The Swedish regulator last year granted Cherry’s Co Gaming subsidiary a two-year operating licence, covering its seven brands.
The operator then challenged the decision, only for the Administrative Court of Linköping to dismiss its appeal, concluding Spelinspektionen was within its rights to limit the licence term.
Cherry then took its appeals to the Administrative Court of Appeal in Jönköping, but the Court again ruled in favour of the regulator.
The failed appeal come after Paf-owned Mandalorian Technologies this week said it had successfully appealed against a sanction for breaching bonus regulations that saw its Swedish licence term shortened.

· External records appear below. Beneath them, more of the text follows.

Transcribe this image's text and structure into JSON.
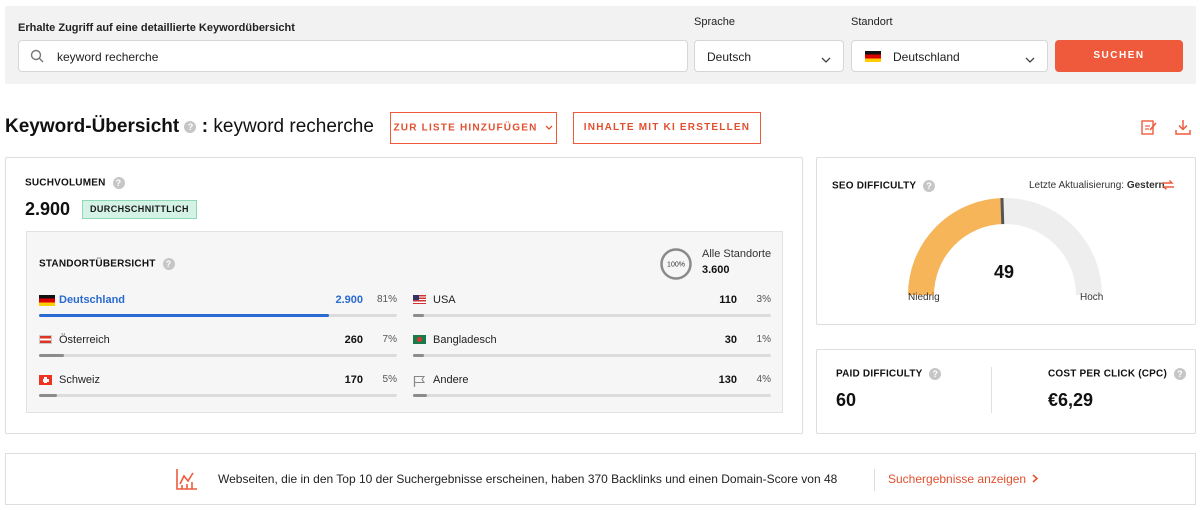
{
  "search": {
    "keyword_label": "Erhalte Zugriff auf eine detaillierte Keywordübersicht",
    "keyword_value": "keyword recherche",
    "language_label": "Sprache",
    "language_value": "Deutsch",
    "location_label": "Standort",
    "location_value": "Deutschland",
    "button_label": "SUCHEN"
  },
  "header": {
    "title": "Keyword-Übersicht",
    "separator": ":",
    "keyword": "keyword recherche",
    "add_to_list_label": "ZUR LISTE HINZUFÜGEN",
    "ai_content_label": "INHALTE MIT KI ERSTELLEN"
  },
  "volume": {
    "title": "SUCHVOLUMEN",
    "value": "2.900",
    "badge": "DURCHSCHNITTLICH"
  },
  "locations": {
    "title": "STANDORTÜBERSICHT",
    "circle_label": "100%",
    "all_label": "Alle Standorte",
    "all_value": "3.600",
    "rows": [
      {
        "name": "Deutschland",
        "value": "2.900",
        "pct": "81%",
        "share": 0.81,
        "flag": "flag-de"
      },
      {
        "name": "Österreich",
        "value": "260",
        "pct": "7%",
        "share": 0.07,
        "flag": "flag-at"
      },
      {
        "name": "Schweiz",
        "value": "170",
        "pct": "5%",
        "share": 0.05,
        "flag": "flag-ch"
      },
      {
        "name": "USA",
        "value": "110",
        "pct": "3%",
        "share": 0.03,
        "flag": "flag-us"
      },
      {
        "name": "Bangladesch",
        "value": "30",
        "pct": "1%",
        "share": 0.01,
        "flag": "flag-bd"
      },
      {
        "name": "Andere",
        "value": "130",
        "pct": "4%",
        "share": 0.04,
        "flag": "flag-outline-icon"
      }
    ]
  },
  "seo": {
    "title": "SEO DIFFICULTY",
    "updated_label": "Letzte Aktualisierung:",
    "updated_value": "Gestern",
    "score": "49",
    "score_fraction": 0.49,
    "low_label": "Niedrig",
    "high_label": "Hoch",
    "gauge_color": "#f7b55a",
    "track_color": "#eeeeee"
  },
  "paid": {
    "title": "PAID DIFFICULTY",
    "value": "60",
    "cpc_title": "COST PER CLICK (CPC)",
    "cpc_value": "€6,29"
  },
  "banner": {
    "text": "Webseiten, die in den Top 10 der Suchergebnisse erscheinen, haben 370 Backlinks und einen Domain-Score von 48",
    "link": "Suchergebnisse anzeigen"
  },
  "colors": {
    "accent": "#ef5a3c",
    "active_blue": "#2a6ad1",
    "badge_green": "#d4f3e6"
  }
}
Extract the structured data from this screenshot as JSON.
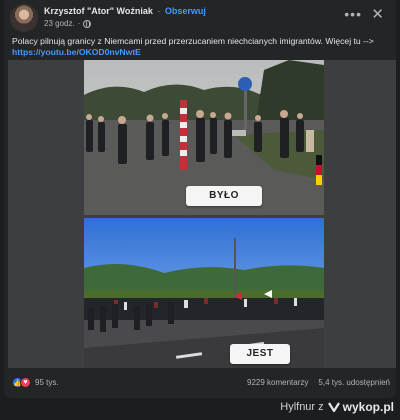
{
  "post": {
    "author": "Krzysztof \"Ator\" Woźniak",
    "separator": "·",
    "follow_label": "Obserwuj",
    "time": "23 godz.",
    "text": "Polacy pilnują granicy z Niemcami przed przerzucaniem niechcianych imigrantów. Więcej tu -->",
    "link": "https://youtu.be/OKOD0nvNwtE",
    "more_icon": "more-icon",
    "close_icon": "close-icon"
  },
  "media": {
    "top_stamp": "BYŁO",
    "bottom_stamp": "JEST"
  },
  "footer": {
    "reaction_count": "95 tys.",
    "comments": "9229 komentarzy",
    "shares": "5,4 tys. udostępnień"
  },
  "watermark": {
    "prefix": "Hylfnur z",
    "brand": "wykop.pl"
  }
}
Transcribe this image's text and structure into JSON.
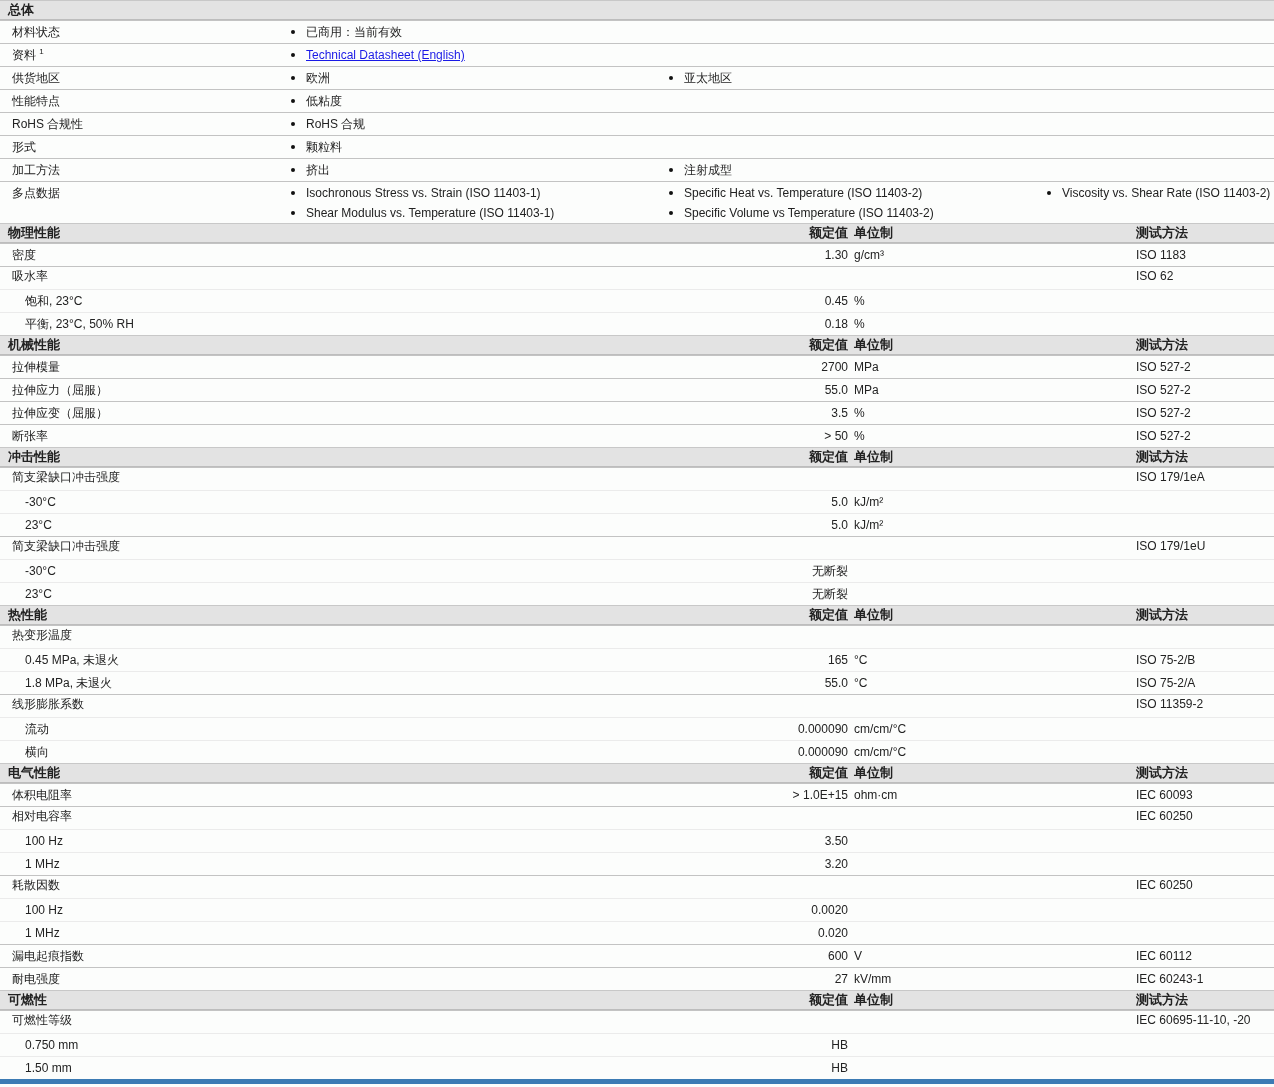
{
  "general": {
    "title": "总体",
    "rows": [
      {
        "label": "材料状态",
        "columns": [
          [
            {
              "text": "已商用：当前有效",
              "kind": "text"
            }
          ]
        ]
      },
      {
        "label": "资料 $^{1}$",
        "columns": [
          [
            {
              "text": "Technical Datasheet (English)",
              "kind": "link"
            }
          ]
        ]
      },
      {
        "label": "供货地区",
        "columns": [
          [
            {
              "text": "欧洲",
              "kind": "text"
            }
          ],
          [
            {
              "text": "亚太地区",
              "kind": "text"
            }
          ]
        ]
      },
      {
        "label": "性能特点",
        "columns": [
          [
            {
              "text": "低粘度",
              "kind": "text"
            }
          ]
        ]
      },
      {
        "label": "RoHS 合规性",
        "columns": [
          [
            {
              "text": "RoHS 合规",
              "kind": "text"
            }
          ]
        ]
      },
      {
        "label": "形式",
        "columns": [
          [
            {
              "text": "颗粒料",
              "kind": "text"
            }
          ]
        ]
      },
      {
        "label": "加工方法",
        "columns": [
          [
            {
              "text": "挤出",
              "kind": "text"
            }
          ],
          [
            {
              "text": "注射成型",
              "kind": "text"
            }
          ]
        ]
      },
      {
        "label": "多点数据",
        "columns": [
          [
            {
              "text": "Isochronous Stress vs. Strain (ISO 11403-1)",
              "kind": "text"
            },
            {
              "text": "Shear Modulus vs. Temperature (ISO 11403-1)",
              "kind": "text"
            }
          ],
          [
            {
              "text": "Specific Heat vs. Temperature (ISO 11403-2)",
              "kind": "text"
            },
            {
              "text": "Specific Volume vs Temperature (ISO 11403-2)",
              "kind": "text"
            }
          ],
          [
            {
              "text": "Viscosity vs. Shear Rate (ISO 11403-2)",
              "kind": "text"
            }
          ]
        ]
      }
    ]
  },
  "sections": [
    {
      "title": "物理性能",
      "value_header": "额定值",
      "unit_header": "单位制",
      "method_header": "测试方法",
      "rows": [
        {
          "label": "密度",
          "value": "1.30",
          "unit": "g/cm³",
          "method": "ISO 1183"
        },
        {
          "label": "吸水率",
          "method": "ISO 62",
          "children": [
            {
              "label": "饱和, 23°C",
              "value": "0.45",
              "unit": "%"
            },
            {
              "label": "平衡, 23°C, 50% RH",
              "value": "0.18",
              "unit": "%"
            }
          ]
        }
      ]
    },
    {
      "title": "机械性能",
      "value_header": "额定值",
      "unit_header": "单位制",
      "method_header": "测试方法",
      "rows": [
        {
          "label": "拉伸模量",
          "value": "2700",
          "unit": "MPa",
          "method": "ISO 527-2"
        },
        {
          "label": "拉伸应力（屈服）",
          "value": "55.0",
          "unit": "MPa",
          "method": "ISO 527-2"
        },
        {
          "label": "拉伸应变（屈服）",
          "value": "3.5",
          "unit": "%",
          "method": "ISO 527-2"
        },
        {
          "label": "断张率",
          "value": "> 50",
          "unit": "%",
          "method": "ISO 527-2"
        }
      ]
    },
    {
      "title": "冲击性能",
      "value_header": "额定值",
      "unit_header": "单位制",
      "method_header": "测试方法",
      "rows": [
        {
          "label": "简支梁缺口冲击强度",
          "method": "ISO 179/1eA",
          "children": [
            {
              "label": "-30°C",
              "value": "5.0",
              "unit": "kJ/m²"
            },
            {
              "label": "23°C",
              "value": "5.0",
              "unit": "kJ/m²"
            }
          ]
        },
        {
          "label": "简支梁缺口冲击强度",
          "method": "ISO 179/1eU",
          "children": [
            {
              "label": "-30°C",
              "value": "无断裂"
            },
            {
              "label": "23°C",
              "value": "无断裂"
            }
          ]
        }
      ]
    },
    {
      "title": "热性能",
      "value_header": "额定值",
      "unit_header": "单位制",
      "method_header": "测试方法",
      "rows": [
        {
          "label": "热变形温度",
          "children": [
            {
              "label": "0.45 MPa, 未退火",
              "value": "165",
              "unit": "°C",
              "method": "ISO 75-2/B"
            },
            {
              "label": "1.8 MPa, 未退火",
              "value": "55.0",
              "unit": "°C",
              "method": "ISO 75-2/A"
            }
          ]
        },
        {
          "label": "线形膨胀系数",
          "method": "ISO 11359-2",
          "children": [
            {
              "label": "流动",
              "value": "0.000090",
              "unit": "cm/cm/°C"
            },
            {
              "label": "横向",
              "value": "0.000090",
              "unit": "cm/cm/°C"
            }
          ]
        }
      ]
    },
    {
      "title": "电气性能",
      "value_header": "额定值",
      "unit_header": "单位制",
      "method_header": "测试方法",
      "rows": [
        {
          "label": "体积电阻率",
          "value": "> 1.0E+15",
          "unit": "ohm·cm",
          "method": "IEC 60093"
        },
        {
          "label": "相对电容率",
          "method": "IEC 60250",
          "children": [
            {
              "label": "100 Hz",
              "value": "3.50"
            },
            {
              "label": "1 MHz",
              "value": "3.20"
            }
          ]
        },
        {
          "label": "耗散因数",
          "method": "IEC 60250",
          "children": [
            {
              "label": "100 Hz",
              "value": "0.0020"
            },
            {
              "label": "1 MHz",
              "value": "0.020"
            }
          ]
        },
        {
          "label": "漏电起痕指数",
          "value": "600",
          "unit": "V",
          "method": "IEC 60112"
        },
        {
          "label": "耐电强度",
          "value": "27",
          "unit": "kV/mm",
          "method": "IEC 60243-1"
        }
      ]
    },
    {
      "title": "可燃性",
      "value_header": "额定值",
      "unit_header": "单位制",
      "method_header": "测试方法",
      "rows": [
        {
          "label": "可燃性等级",
          "method": "IEC 60695-11-10, -20",
          "children": [
            {
              "label": "0.750 mm",
              "value": "HB"
            },
            {
              "label": "1.50 mm",
              "value": "HB"
            }
          ]
        }
      ]
    }
  ]
}
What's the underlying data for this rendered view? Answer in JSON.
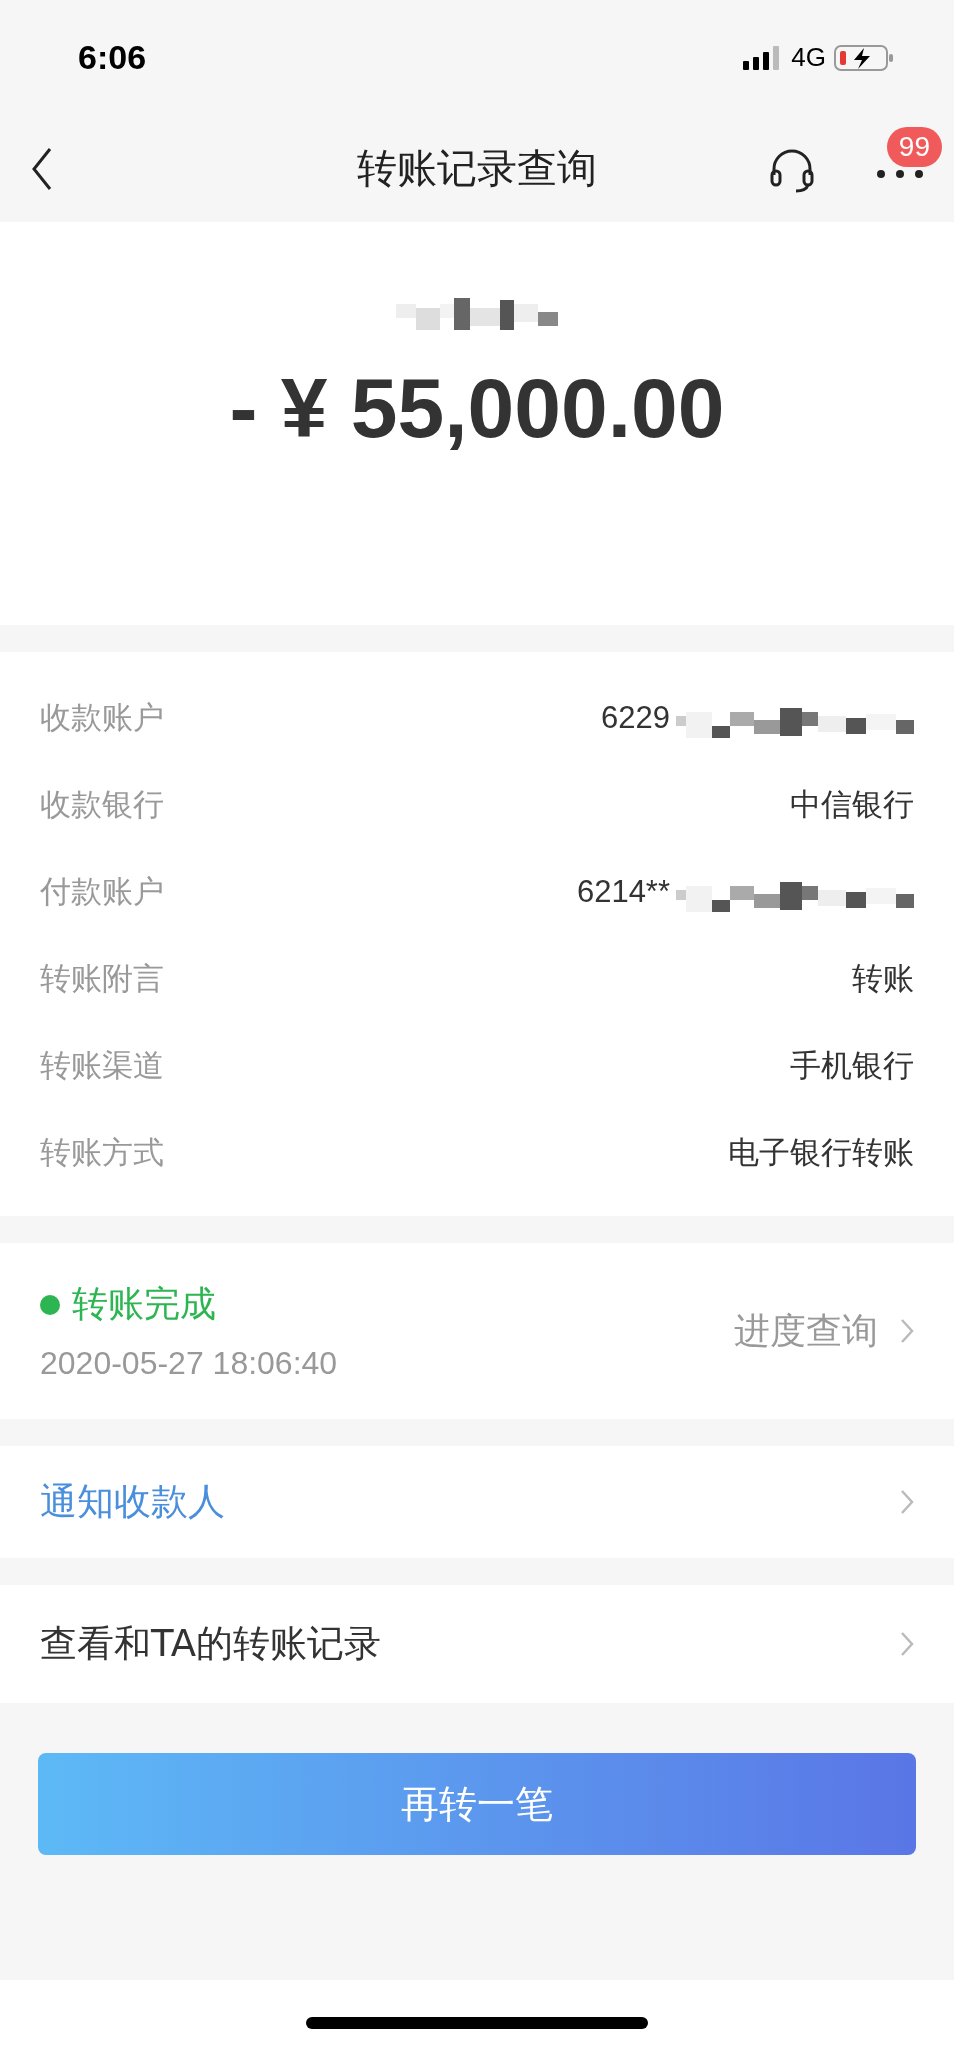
{
  "status_bar": {
    "time": "6:06",
    "network": "4G"
  },
  "nav": {
    "title": "转账记录查询",
    "badge": "99"
  },
  "summary": {
    "amount": "- ¥ 55,000.00"
  },
  "details": [
    {
      "label": "收款账户",
      "value": "6229",
      "masked": true
    },
    {
      "label": "收款银行",
      "value": "中信银行",
      "masked": false
    },
    {
      "label": "付款账户",
      "value": "6214**",
      "masked": true
    },
    {
      "label": "转账附言",
      "value": "转账",
      "masked": false
    },
    {
      "label": "转账渠道",
      "value": "手机银行",
      "masked": false
    },
    {
      "label": "转账方式",
      "value": "电子银行转账",
      "masked": false
    }
  ],
  "progress": {
    "status": "转账完成",
    "color": "#2db552",
    "time": "2020-05-27 18:06:40",
    "link": "进度查询"
  },
  "links": [
    {
      "label": "通知收款人",
      "kind": "accent"
    },
    {
      "label": "查看和TA的转账记录",
      "kind": "plain"
    }
  ],
  "button": "再转一笔"
}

The operator’s licence was shortened from five years to two after it was found to have offered bonuses to players on a number of occasions after they had signed to it platform.
However, while the Administrative Court of Linköping ruled that the SEK9m (£787,296/€870,343/$1.0m) penalty issued to Mandalorian should remain, it said the licence should be extended to three years.
Spelinspektionen this month also set out certain clarifications regarding its position on licence terms, setting out how licensees’ financial health can impact their permits in Sweden.
Some licence applicants in 2019 were only issued year-long permits, on the basis that the subsidiary companies through which operators filed their submissions were in negative equity.
Following appeals by a number of operators, they had their licences extended from two to three years, with Spelinspektionen saying it would use the court’s decisions as a precedent for future licensing decisions.